Milliyet Sanat
Milliyet Sanat »Vitrindekiler »Kitap » Temmuz / Bir Gazetecinin Üç Buçuk Haftası

Temmuz / Bir Gazetecinin Üç Buçuk Haftası

<< Önceki | Sonraki >>
Temmuz / Bir Gazetecinin Üç Buçuk Haftası Kitap Adı : Temmuz / Bir Gazetecinin Üç Buçuk Haftası
Yazar : Mevlüt Soysal
Yayınevi : Tarihçi Kitapevi
Tür : Araştırma
Fiyat : -
“Tek Tanığım Gökyüzü” ve “Dünün Birinde” adlı kitaplarıyla edebiyat dünyasında ses getiren gazeteci-yazar Mevlüt Soysal’ın “Temmuz / Bir Gazetecinin Üç Buçuk Haftası” adlı kitabı, kitapevlerinde yerini aldı.
Kitap Hakkında

“Tek Tanığım Gökyüzü” ve “Dünün Birinde” adlı kitaplarıyla edebiyat dünyasında ses getiren gazeteci-yazar Mevlüt Soysal bu çalışmasında, 15 Temmuz ve sonrasında yaşananları kendi tanıklığıyla anlatırken, ülkenin yakın tarihinde etkisi büyük olan Ergenekon ve Balyoz kumpasları da bu kitapta yer alıyor.

ATATÜRK’ BAKIŞ

Bir anı formatında yazılan kitapta Soysal’ın güçlü dili ve üslubu okuyucuların eserden edebi bir tat almasını sağlıyor. Soysal’ın yaşadığı mağduriyetlerden ülkedeki atmosfere kadar birçok konunun ele alındığı kitapta, tarih, müzik, felsefe ve edebiyat da kitapta güçlü bir şekilde yer tutuyor. Soysal, Charles Bukowski, John Fante, Franz Kafka gibi yazarlar, Chopin ve Fazıl Say gibi müzisyenler ile Nuri Bilge Ceylan gibi sinemacıların üzerine bıraktığı etki ile ülkedeki ve kendi yaşamındaki buhrandan çıkış yolunu arıyor. Soysal’ın Süleyman Demirel’den İlker Başbuğ’a, İsmail Cem’den Doğu Perinçek’e, Yaşar Nuri Öztürk’ten Muhsin Yazıcıoğlu’na kadar ülkenin önemli isimleriyle yaşadığı küçük anıların da yer aldığı kitapta, Soysal’ın Atatürk’e bakışı da yer tutuyor.

EN ÖNEMLİ OLAY

Soysal’ın kitabının tanıtım bülteninde şu ifadeler yer alıyor: “Tokmağın davula vurmasıyla yerinden oynayıp sağa sola uçuşan toz taneciklerinden farksızım şimdi. Uçtuğum bir gerçek.

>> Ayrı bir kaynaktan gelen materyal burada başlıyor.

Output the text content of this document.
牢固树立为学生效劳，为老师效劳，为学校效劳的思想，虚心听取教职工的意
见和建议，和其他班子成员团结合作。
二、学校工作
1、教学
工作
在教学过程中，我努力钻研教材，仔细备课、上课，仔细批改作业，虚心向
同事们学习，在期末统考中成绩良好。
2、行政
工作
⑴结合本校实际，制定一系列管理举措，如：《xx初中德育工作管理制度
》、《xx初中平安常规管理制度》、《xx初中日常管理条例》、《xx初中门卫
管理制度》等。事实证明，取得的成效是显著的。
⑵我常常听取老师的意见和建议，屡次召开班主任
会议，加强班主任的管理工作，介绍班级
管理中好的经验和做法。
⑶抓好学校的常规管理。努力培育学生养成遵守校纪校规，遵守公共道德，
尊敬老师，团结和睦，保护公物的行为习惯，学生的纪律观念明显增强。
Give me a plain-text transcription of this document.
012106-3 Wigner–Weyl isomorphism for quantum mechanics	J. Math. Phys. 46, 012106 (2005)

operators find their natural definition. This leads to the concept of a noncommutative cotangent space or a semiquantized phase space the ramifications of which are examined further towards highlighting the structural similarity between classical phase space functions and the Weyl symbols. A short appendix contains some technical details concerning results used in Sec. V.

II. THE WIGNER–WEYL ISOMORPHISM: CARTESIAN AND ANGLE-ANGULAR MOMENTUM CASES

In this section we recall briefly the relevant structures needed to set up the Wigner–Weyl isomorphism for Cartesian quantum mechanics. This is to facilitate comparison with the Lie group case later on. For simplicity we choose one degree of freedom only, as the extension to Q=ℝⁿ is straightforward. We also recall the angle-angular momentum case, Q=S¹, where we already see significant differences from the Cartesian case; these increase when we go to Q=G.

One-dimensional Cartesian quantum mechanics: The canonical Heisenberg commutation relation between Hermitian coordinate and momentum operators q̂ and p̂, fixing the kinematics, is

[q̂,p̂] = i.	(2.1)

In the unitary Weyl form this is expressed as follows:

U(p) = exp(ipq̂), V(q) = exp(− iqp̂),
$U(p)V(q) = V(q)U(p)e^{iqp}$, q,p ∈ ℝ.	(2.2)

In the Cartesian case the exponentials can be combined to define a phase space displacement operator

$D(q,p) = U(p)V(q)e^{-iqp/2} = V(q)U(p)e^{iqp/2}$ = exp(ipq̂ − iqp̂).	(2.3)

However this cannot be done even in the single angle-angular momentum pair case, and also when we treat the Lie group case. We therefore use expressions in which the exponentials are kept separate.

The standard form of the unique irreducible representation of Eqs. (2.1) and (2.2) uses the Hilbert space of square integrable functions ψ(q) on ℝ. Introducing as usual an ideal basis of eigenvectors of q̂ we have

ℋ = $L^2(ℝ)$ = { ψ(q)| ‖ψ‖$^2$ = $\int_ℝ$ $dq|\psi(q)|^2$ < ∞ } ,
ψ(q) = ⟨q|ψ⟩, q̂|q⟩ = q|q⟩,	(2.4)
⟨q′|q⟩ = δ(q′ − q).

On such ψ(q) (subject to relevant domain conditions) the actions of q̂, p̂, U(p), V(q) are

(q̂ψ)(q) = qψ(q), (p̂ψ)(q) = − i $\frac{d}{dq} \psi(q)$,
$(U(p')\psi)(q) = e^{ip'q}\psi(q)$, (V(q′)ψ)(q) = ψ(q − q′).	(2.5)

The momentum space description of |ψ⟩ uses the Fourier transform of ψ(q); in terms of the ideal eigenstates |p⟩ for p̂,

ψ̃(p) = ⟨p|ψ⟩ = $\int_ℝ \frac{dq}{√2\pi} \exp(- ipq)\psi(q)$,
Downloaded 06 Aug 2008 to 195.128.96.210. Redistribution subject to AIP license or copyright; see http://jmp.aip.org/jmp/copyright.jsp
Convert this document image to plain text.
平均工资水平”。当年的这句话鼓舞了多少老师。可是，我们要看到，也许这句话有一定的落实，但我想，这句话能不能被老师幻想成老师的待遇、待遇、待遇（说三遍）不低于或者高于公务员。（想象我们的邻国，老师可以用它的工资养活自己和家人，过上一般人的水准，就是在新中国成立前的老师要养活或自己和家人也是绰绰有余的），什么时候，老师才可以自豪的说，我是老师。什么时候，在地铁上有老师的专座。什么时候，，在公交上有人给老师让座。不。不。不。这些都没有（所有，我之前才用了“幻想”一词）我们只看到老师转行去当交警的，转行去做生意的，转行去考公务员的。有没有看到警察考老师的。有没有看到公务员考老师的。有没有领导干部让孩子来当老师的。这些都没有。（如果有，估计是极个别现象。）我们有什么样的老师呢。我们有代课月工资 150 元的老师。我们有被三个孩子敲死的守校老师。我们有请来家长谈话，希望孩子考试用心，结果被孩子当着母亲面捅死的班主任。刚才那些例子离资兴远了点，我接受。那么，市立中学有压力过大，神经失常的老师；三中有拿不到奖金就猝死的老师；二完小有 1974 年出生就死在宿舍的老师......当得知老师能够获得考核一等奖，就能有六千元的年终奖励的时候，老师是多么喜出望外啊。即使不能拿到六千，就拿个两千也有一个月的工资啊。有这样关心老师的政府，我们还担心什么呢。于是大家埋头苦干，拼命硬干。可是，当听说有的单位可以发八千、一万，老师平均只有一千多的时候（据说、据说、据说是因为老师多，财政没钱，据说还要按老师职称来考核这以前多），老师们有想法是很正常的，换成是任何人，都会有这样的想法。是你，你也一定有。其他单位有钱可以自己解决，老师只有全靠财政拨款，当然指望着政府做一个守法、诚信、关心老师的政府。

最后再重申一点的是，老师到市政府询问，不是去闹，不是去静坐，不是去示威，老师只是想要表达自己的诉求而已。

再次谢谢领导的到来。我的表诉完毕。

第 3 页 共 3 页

Peki, düşeceğim yer?’ 2016... Temmuz... Kanlı bir işgal girişimi ve sonrasında yaşananlar... Ergenekon ve Balyoz kumpasları sürecinde yaşanan dramların travmasını henüz atlatamayan bir gazeteci, tesadüf o ki, 15 Temmuz’daki işgal girişimi sonrasında da mağdur olur. Bir gece vakti aldığı kötü haberin ardından yaşama tutunmak için çabalar. Yediği yumruk yüzünü kızartırken, iyileşmek için tarih, edebiyat, felsefe ve müziğin sonsuz dünyasında dolaşır.

Yaşadıklarını an be an, durmaksızın yazar. ‘TEMMUZ’, Türkiye’nin yakın tarihinin en önemli olayının yarattığı iklimi, bir gazetecinin sürece tanıklığı üzerinden irdeliyor.

Çokça zaman acı hikâyeleri yazan gazeteci, bu defa kendi hikâyesini yazıyor. ‘Kafka’nın Dava’sı çünkü Türkiye... Hepimiz bir gün Josef K.’ya dönüşebiliriz. Bir Josef K. gibi acılı romanlara ilham kaynağı olabiliriz. Başımıza gelen onlarca şeyin sebebini soranlara, yalnızca şunu deriz: Bilmiyorum.”